Note also the differences in population testing positive for Delta – now much younger – and the admissions. While vaccinated individuals are still unlikely to need hospitalization as documented outbreaks like that in Provincetown MA show, they can still get the virus. We still don’t yet know what the long-term repercussions are among vaccinated individuals who have asymptomatic or mild cases of COVID. We do know that previous variants have caused damage among infected individuals even though they had asymptomatic or mild cases, and younger people including children were among those who were injured.

But now that we know vaccinated persons can both be infected with Delta and spread it, vaccinated persons can’t simply “choose to live [their] life ~however [they] want under COVID” because they pose a danger to individuals who can’t be vaccinated or are immune compromised.

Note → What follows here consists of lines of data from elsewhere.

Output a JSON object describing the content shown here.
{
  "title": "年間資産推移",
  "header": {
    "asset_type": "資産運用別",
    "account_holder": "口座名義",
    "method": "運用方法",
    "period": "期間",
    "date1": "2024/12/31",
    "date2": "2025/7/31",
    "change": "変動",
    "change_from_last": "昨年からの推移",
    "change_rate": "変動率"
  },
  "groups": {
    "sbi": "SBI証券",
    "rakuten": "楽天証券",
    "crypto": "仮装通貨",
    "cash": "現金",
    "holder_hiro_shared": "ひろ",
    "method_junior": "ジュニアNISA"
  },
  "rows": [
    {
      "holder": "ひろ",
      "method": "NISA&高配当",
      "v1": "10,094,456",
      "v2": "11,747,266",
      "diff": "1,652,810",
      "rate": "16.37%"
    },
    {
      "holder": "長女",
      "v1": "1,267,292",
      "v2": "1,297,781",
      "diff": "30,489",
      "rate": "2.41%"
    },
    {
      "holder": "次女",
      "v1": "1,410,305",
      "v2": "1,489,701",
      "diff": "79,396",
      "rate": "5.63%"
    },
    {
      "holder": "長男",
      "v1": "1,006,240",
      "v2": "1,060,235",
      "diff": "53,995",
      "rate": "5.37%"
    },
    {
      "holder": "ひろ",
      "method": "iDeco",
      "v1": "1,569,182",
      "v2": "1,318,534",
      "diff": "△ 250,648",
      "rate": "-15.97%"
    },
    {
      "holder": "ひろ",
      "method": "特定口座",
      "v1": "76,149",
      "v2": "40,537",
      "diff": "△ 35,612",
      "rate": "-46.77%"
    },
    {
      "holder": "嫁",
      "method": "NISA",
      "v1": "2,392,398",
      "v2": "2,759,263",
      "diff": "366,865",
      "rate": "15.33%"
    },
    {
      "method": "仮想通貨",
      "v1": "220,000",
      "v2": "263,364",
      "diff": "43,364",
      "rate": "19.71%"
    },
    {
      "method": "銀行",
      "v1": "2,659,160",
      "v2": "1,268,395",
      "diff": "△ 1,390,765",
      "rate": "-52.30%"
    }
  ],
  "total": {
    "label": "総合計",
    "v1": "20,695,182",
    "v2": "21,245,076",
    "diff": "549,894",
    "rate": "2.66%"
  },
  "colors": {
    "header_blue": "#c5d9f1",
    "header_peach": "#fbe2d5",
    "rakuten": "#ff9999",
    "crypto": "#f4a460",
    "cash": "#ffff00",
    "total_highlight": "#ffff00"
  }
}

That’s someone like Montel Williams, living with a compromised immune system, fully vaccinated, did everything right to protect himself, and yet someone infected him through thoughtless carelessness:

Don’t listen to bullshit from unqualified hacks who don’t have skin in the game. Pay attention to credentialed virologists, epidemiologists, public health professionals who are on top of the data related to COVID and the peer-reviewed research about its variants.

Above all continue to wear masks and maintain some level of social distancing even if you’re vaccinated, not just because you may become mildly ill but because you may infect others who may not be able to be vaccinated — particularly children — or who may be immune compromised.

This tweet shows the difference between an infected young teen’s lungs and health lungs; imagine this happening to younger children, unable to be vaccinated while vaccines have yet to be approved for use among those under age 12:

Prevent this from happening to more children by encouraging vaccination. The sooner we reach 70% or more vaccinated, the faster we can halt the emergence of the next highly-transmissible and damaging SARS-CoV-2 variant.

UPDATE-1 — 2:40 PM ET 31-JUL-2021 —

When some denialist throws a 99% survival rate statistic in your face, sit them down and share this.

Oh, was I suppose to provide a trigger warning? COVID doesn’t provide them, oops.

The video above only addresses patients who’ve been hospitalized. At least one recent study suggests an average 13-14% of persons who recover from COVID have symptoms lasting weeks and months, some of which are debilitating and reflect permanent damage COVID does to the body.

Freedom. Woo. Choose to live your life however you want. Good luck getting out of bed freely after hospitalization, or keeping your job while suffering from brain fog and other cognitive impairment found in long COVID.